PML, Viernes, Octubre 31, 2003 - 03:16

John Clarke

On Tuesday, October 28, the State's second attempt to convict me as the supposed architect of a "planned riot' at Queen's Park on June 15, 2000 went off the rails. As one of a series of pre trial motions that we put before the Court, my lawyer, Peter Rosenthal, had argued that my constitutional rights had been violated because the matter had not been brought to trial within a reasonable time. The Judge in the case accepted this and ordered the charges against me stayed. While we do not have any written reasons for the decision as of yet, it is likely that a seven month delay in providing us with disclosure of potential evidence was the main factor involved.

The judicial stay that has been ordered puts the charges on the shelf and, as such, they are no longer hanging over my head. My massively restrictive bail conditions are null and void. Within thirty days, the Crown must decide whether or not to appeal but, if they do, they must take their case to the Ontario Court of Appeal and then to the Supreme Court of Canada. Even if they went to such lengths, they would then have to set the date for a third trial and go at it all over again. With the new, Liberal Government in power, and in the Attorney General's Office, this is unlikely in the extreme. Clearly, we have won a major legal and an even bigger political victory.

We said all along that these charges were an attack on the whole movement. In the first trial before a jury earlier this year, Stefan Pilipa and Gaetan Heroux, faced two years in jail for "participating in a riot" having been singled out as "leaders" by the Police and Crown. I was looking at up to five years for "counselling" people to riot and assault police. Had they been able to convict Stefan and Gaetan, no one who joined a demonstration that the cops turned into a confrontation would have been safe from prosecution. If I had gone down on the basis of having made a speech at a demonstration, the chilling effect on the right to dissent is even more obvious.

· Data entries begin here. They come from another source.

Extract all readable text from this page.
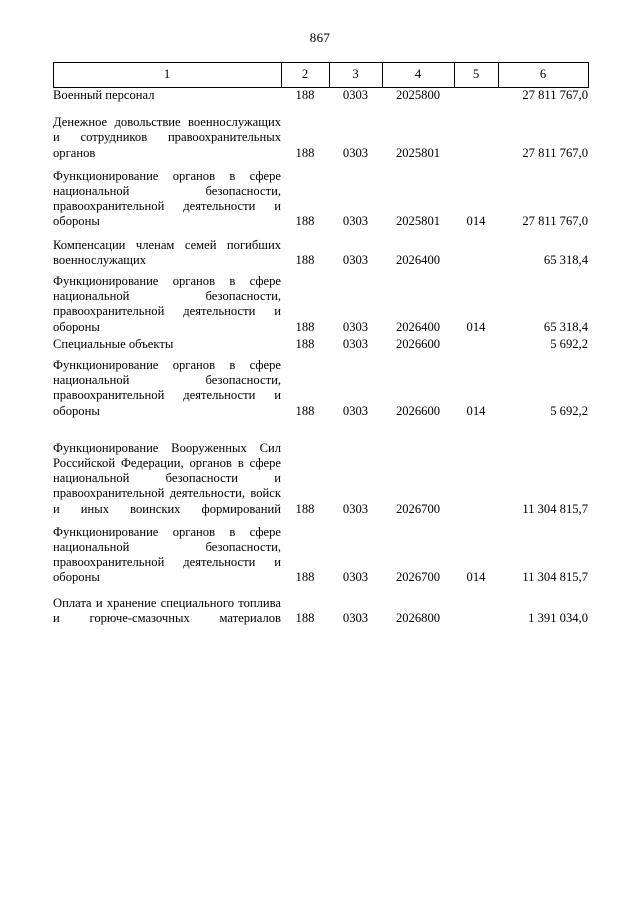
867
1	2	3	4	5	6
Военный персонал	188	0303	2025800		27 811 767,0

Денежное довольствие военнослужащих и сотрудников правоохранительных органов	188	0303	2025801		27 811 767,0

Функционирование органов в сфере национальной безопасности, правоохранительной деятельности и обороны	188	0303	2025801	014	27 811 767,0

Компенсации членам семей погибших военнослужащих	188	0303	2026400		65 318,4

Функционирование органов в сфере национальной безопасности, правоохранительной деятельности и обороны	188	0303	2026400	014	65 318,4
Специальные объекты	188	0303	2026600		5 692,2

Функционирование органов в сфере национальной безопасности, правоохранительной деятельности и обороны	188	0303	2026600	014	5 692,2

Функционирование Вооруженных Сил Российской Федерации, органов в сфере национальной безопасности и правоохранительной деятельности, войск и иных воинских формирований	188	0303	2026700		11 304 815,7

Функционирование органов в сфере национальной безопасности, правоохранительной деятельности и обороны	188	0303	2026700	014	11 304 815,7

Оплата и хранение специального топлива и горюче-смазочных материалов	188	0303	2026800		1 391 034,0
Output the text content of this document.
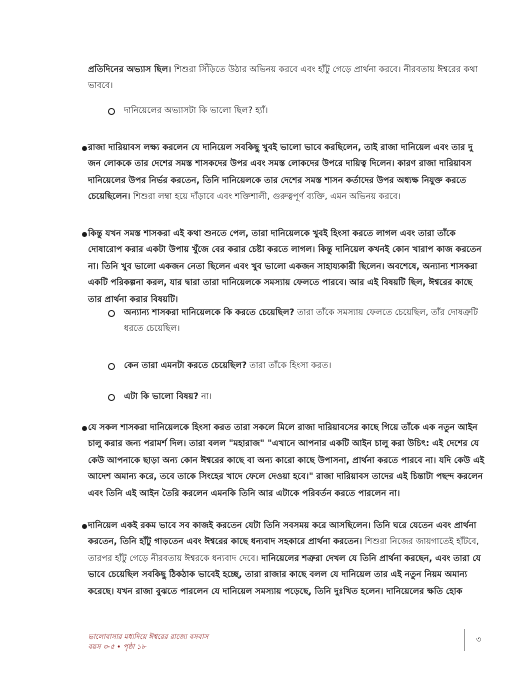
প্রতিদিনের অভ্যাস ছিল। শিশুরা সিঁড়িতে উঠার অভিনয় করবে এবং হাঁটু গেড়ে প্রার্থনা করবে। নীরবতায় ঈশ্বরের কথা ভাববে।

দানিয়েলের অভ্যাসটা কি ভালো ছিল? হ্যাঁ।

রাজা দারিয়াবস লক্ষ্য করলেন যে দানিয়েল সবকিছু খুবই ভালো ভাবে করছিলেন, তাই রাজা দানিয়েল এবং তার দু জন লোককে তার দেশের সমস্ত শাসকদের উপর এবং সমস্ত লোকদের উপরে দায়িত্ব দিলেন। কারণ রাজা দারিয়াবস দানিয়েলের উপর নির্ভর করতেন, তিনি দানিয়েলকে তার দেশের সমস্ত শাসন কর্তাদের উপর অধ্যক্ষ নিযুক্ত করতে চেয়েছিলেন। শিশুরা লম্বা হয়ে দাঁড়াবে এবং শক্তিশালী, গুরুত্বপূর্ণ ব্যক্তি, এমন অভিনয় করবে।

কিন্তু যখন সমস্ত শাসকরা এই কথা শুনতে পেল, তারা দানিয়েলকে খুবই হিংসা করতে লাগল এবং তারা তাঁকে দোষারোপ করার একটা উপায় খুঁজে বের করার চেষ্টা করতে লাগল। কিন্তু দানিয়েল কখনই কোন খারাপ কাজ করতেন না। তিনি খুব ভালো একজন নেতা ছিলেন এবং খুব ভালো একজন সাহায্যকারী ছিলেন। অবশেষে, অন্যান্য শাসকরা একটি পরিকল্পনা করল, যার দ্বারা তারা দানিয়েলকে সমস্যায় ফেলতে পারবে। আর এই বিষয়টি ছিল, ঈশ্বরের কাছে তার প্রার্থনা করার বিষয়টি।

অন্যান্য শাসকরা দানিয়েলকে কি করতে চেয়েছিল? তারা তাঁকে সমস্যায় ফেলতে চেয়েছিল, তাঁর দোষত্রুটি ধরতে চেয়েছিল।
কেন তারা এমনটা করতে চেয়েছিল? তারা তাঁকে হিংসা করত।
এটা কি ভালো বিষয়? না।

যে সকল শাসকরা দানিয়েলকে হিংসা করত তারা সকলে মিলে রাজা দারিয়াবসের কাছে গিয়ে তাঁকে এক নতুন আইন চালু করার জন্য পরামর্শ দিল। তারা বলল "মহারাজ" "এখানে আপনার একটি আইন চালু করা উচিৎ: এই দেশের যে কেউ আপনাকে ছাড়া অন্য কোন ঈশ্বরের কাছে বা অন্য কারো কাছে উপাসনা, প্রার্থনা করতে পারবে না। যদি কেউ এই আদেশ অমান্য করে, তবে তাকে সিংহের খাদে ফেলে দেওয়া হবে।" রাজা দারিয়াবস তাদের এই চিন্তাটা পছন্দ করলেন এবং তিনি এই আইন তৈরি করলেন এমনকি তিনি আর এটাকে পরিবর্তন করতে পারলেন না।

দানিয়েল একই রকম ভাবে সব কাজই করতেন যেটা তিনি সবসময় করে আসছিলেন। তিনি ঘরে যেতেন এবং প্রার্থনা করতেন, তিনি হাঁটু গাড়তেন এবং ঈশ্বরের কাছে ধন্যবাদ সহকারে প্রার্থনা করতেন। শিশুরা নিজের জায়গাতেই হাঁটবে, তারপর হাঁটু গেড়ে নীরবতায় ঈশ্বরকে ধন্যবাদ দেবে। দানিয়েলের শত্রুরা দেখল যে তিনি প্রার্থনা করছেন, এবং তারা যে ভাবে চেয়েছিল সবকিছু ঠিকঠাক ভাবেই হচ্ছে, তারা রাজার কাছে বলল যে দানিয়েল তার এই নতুন নিয়ম অমান্য করেছে। যখন রাজা বুঝতে পারলেন যে দানিয়েল সমস্যায় পড়েছে, তিনি দুঃখিত হলেন। দানিয়েলের ক্ষতি হোক

ভালোবাসার মধ্যদিয়ে ঈশ্বরের রাজ্যে বসবাস
বয়স ৩-৫ • পৃষ্ঠা ১৮
৩
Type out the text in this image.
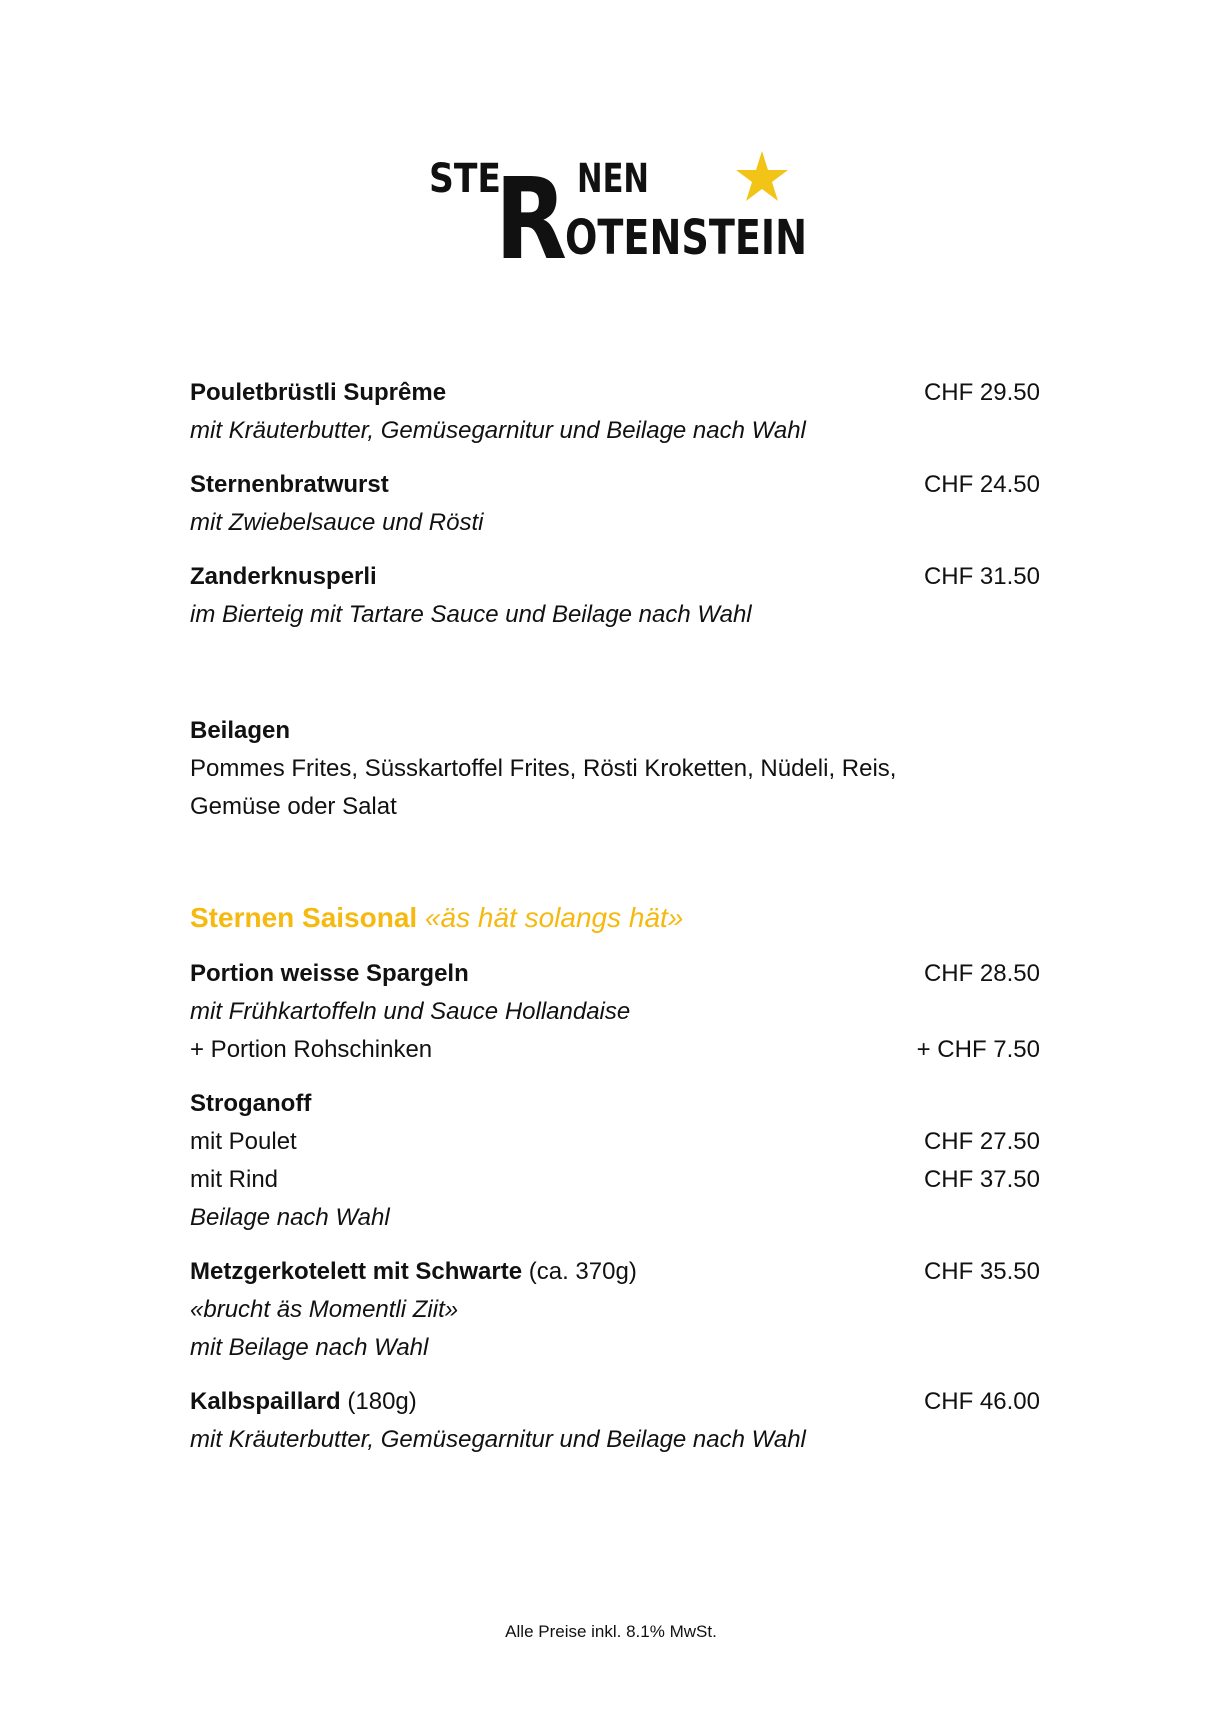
STE
R NEN
OTENSTEIN
Pouletbrüstli Suprême	CHF 29.50
mit Kräuterbutter, Gemüsegarnitur und Beilage nach Wahl
Sternenbratwurst	CHF 24.50
mit Zwiebelsauce und Rösti
Zanderknusperli	CHF 31.50
im Bierteig mit Tartare Sauce und Beilage nach Wahl
Beilagen
Pommes Frites, Süsskartoffel Frites, Rösti Kroketten, Nüdeli, Reis,
Gemüse oder Salat
Sternen Saisonal «äs hät solangs hät»
Portion weisse Spargeln	CHF 28.50
mit Frühkartoffeln und Sauce Hollandaise
+ Portion Rohschinken	+ CHF 7.50
Stroganoff
mit Poulet	CHF 27.50
mit Rind	CHF 37.50
Beilage nach Wahl
Metzgerkotelett mit Schwarte (ca. 370g)	CHF 35.50
«brucht äs Momentli Ziit»
mit Beilage nach Wahl
Kalbspaillard (180g)	CHF 46.00
mit Kräuterbutter, Gemüsegarnitur und Beilage nach Wahl
Alle Preise inkl. 8.1% MwSt.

After the Jury in the first case became deadlocked and a mistrial was declared, the decision to retry me was astounding and without precedent. Their failure to get the matter before a second jury is a vindication of a strategy that we developed in the course of this whole long battle. We firmly believed that it was possible to mount a principled defense that was, at the same time, legally effective. My lawyer, Peter Rosenthal, was remarkable in agreeing with this and finding the means to combine winning legal arguments with solid political conviction. We went before a jury and acknowledged our militant politics and the plans we had on June 15, 2000 to demand entry for a delegation to the Legislature. If there was a riot on that day, however, we laid it at the door of an intransigent Government and a reckless and provocative police force. We used all legitimate legal arguments available to us but never went in for any cringing apologetics. We emerge from this long ordeal with our heads held high.

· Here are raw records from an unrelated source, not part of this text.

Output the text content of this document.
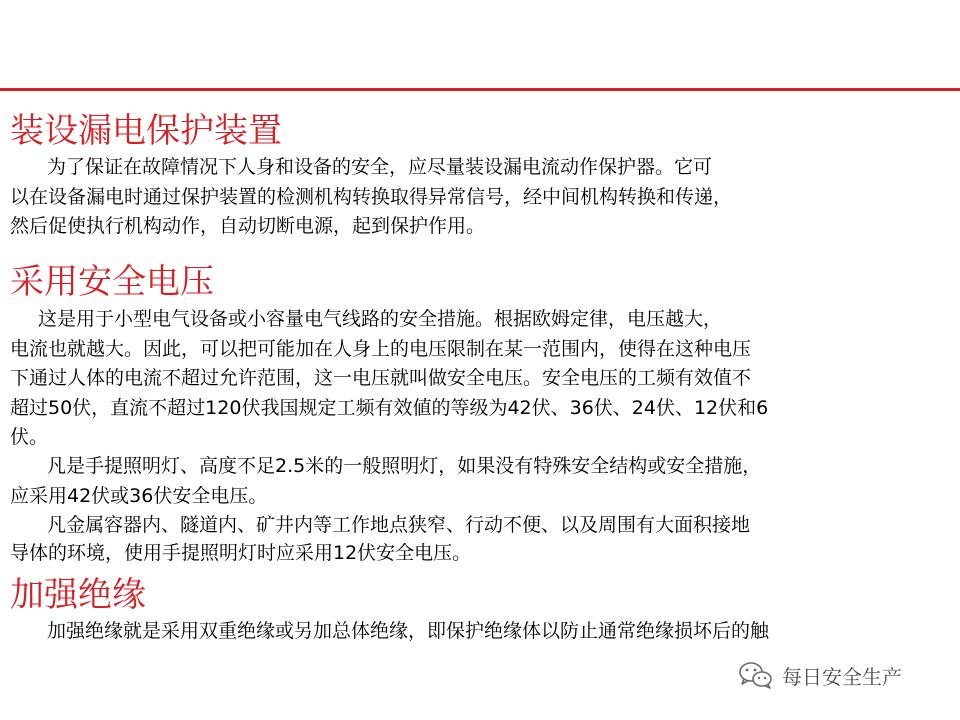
装设漏电保护装置

为了保证在故障情况下人身和设备的安全，应尽量装设漏电流动作保护器。它可

以在设备漏电时通过保护装置的检测机构转换取得异常信号，经中间机构转换和传递，

然后促使执行机构动作，自动切断电源，起到保护作用。

采用安全电压

这是用于小型电气设备或小容量电气线路的安全措施。根据欧姆定律，电压越大，

电流也就越大。因此，可以把可能加在人身上的电压限制在某一范围内，使得在这种电压

下通过人体的电流不超过允许范围，这一电压就叫做安全电压。安全电压的工频有效值不

超过50伏，直流不超过120伏我国规定工频有效値的等级为42伏、36伏、24伏、12伏和6

伏。

凡是手提照明灯、高度不足2.5米的一般照明灯，如果没有特殊安全结构或安全措施，

应采用42伏或36伏安全电压。

凡金属容器内、隧道内、矿井内等工作地点狭窄、行动不便、以及周围有大面积接地

导体的环境，使用手提照明灯时应采用12伏安全电压。

加强绝缘

加强绝缘就是采用双重绝缘或另加总体绝缘，即保护绝缘体以防止通常绝缘损坏后的触

每日安全生产
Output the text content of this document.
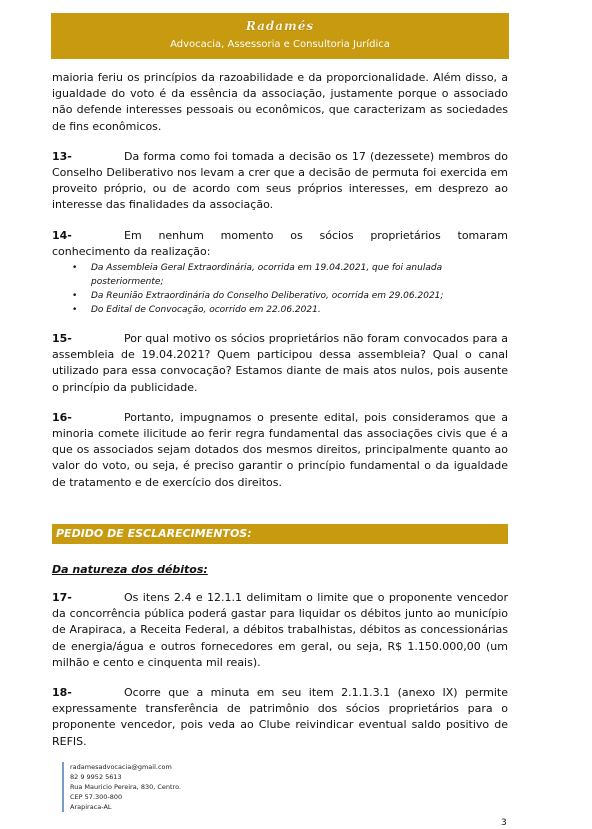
Radamés
Advocacia, Assessoria e Consultoria Jurídica

maioria feriu os princípios da razoabilidade e da proporcionalidade. Além disso, a igualdade do voto é da essência da associação, justamente porque o associado não defende interesses pessoais ou econômicos, que caracterizam as sociedades de fins econômicos.

13-	Da forma como foi tomada a decisão os 17 (dezessete) membros do Conselho Deliberativo nos levam a crer que a decisão de permuta foi exercida em proveito próprio, ou de acordo com seus próprios interesses, em desprezo ao interesse das finalidades da associação.

14-	Em nenhum momento os sócios proprietários tomaram

conhecimento da realização:

• Da Assembleia Geral Extraordinária, ocorrida em 19.04.2021, que foi anulada posteriormente;
• Da Reunião Extraordinária do Conselho Deliberativo, ocorrida em 29.06.2021;
• Do Edital de Convocação, ocorrido em 22.06.2021.

15-	Por qual motivo os sócios proprietários não foram convocados para a assembleia de 19.04.2021? Quem participou dessa assembleia? Qual o canal utilizado para essa convocação? Estamos diante de mais atos nulos, pois ausente o princípio da publicidade.

16-	Portanto, impugnamos o presente edital, pois consideramos que a minoria comete ilicitude ao ferir regra fundamental das associações civis que é a que os associados sejam dotados dos mesmos direitos, principalmente quanto ao valor do voto, ou seja, é preciso garantir o princípio fundamental o da igualdade de tratamento e de exercício dos direitos.

PEDIDO DE ESCLARECIMENTOS:
Da natureza dos débitos:

17-	Os itens 2.4 e 12.1.1 delimitam o limite que o proponente vencedor da concorrência pública poderá gastar para liquidar os débitos junto ao município de Arapiraca, a Receita Federal, a débitos trabalhistas, débitos as concessionárias de energia/água e outros fornecedores em geral, ou seja, R$ 1.150.000,00 (um milhão e cento e cinquenta mil reais).

18-	Ocorre que a minuta em seu item 2.1.1.3.1 (anexo IX) permite expressamente transferência de patrimônio dos sócios proprietários para o proponente vencedor, pois veda ao Clube reivindicar eventual saldo positivo de REFIS.

radamesadvocacia@gmail.com
82 9 9952 5613
Rua Mauricio Pereira, 830, Centro.
CEP 57.300-800
Arapiraca-AL
3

It would be improper to end this statement without thanking all those who stood in solidarity with us. In addition to the Jury trials, dozens of others faced legal attack after June 15 and remained solid in the face of it. Hundreds of people came out to court to show solidarity. Trade unionists and community leaders wrote hundreds of letters on our behalf. People in dozens of countries added their names to statements of support. In the US, South Africa and Korea protests were organized in our defense and, just as the Judges ruling brought things to a halt, solidarity actions were being planned in Britain and Brazil. We did not just win the legal battle. We come out of this stronger than when we went into it. Now, we will take that strength into our fight against poverty and those who inflict it on us.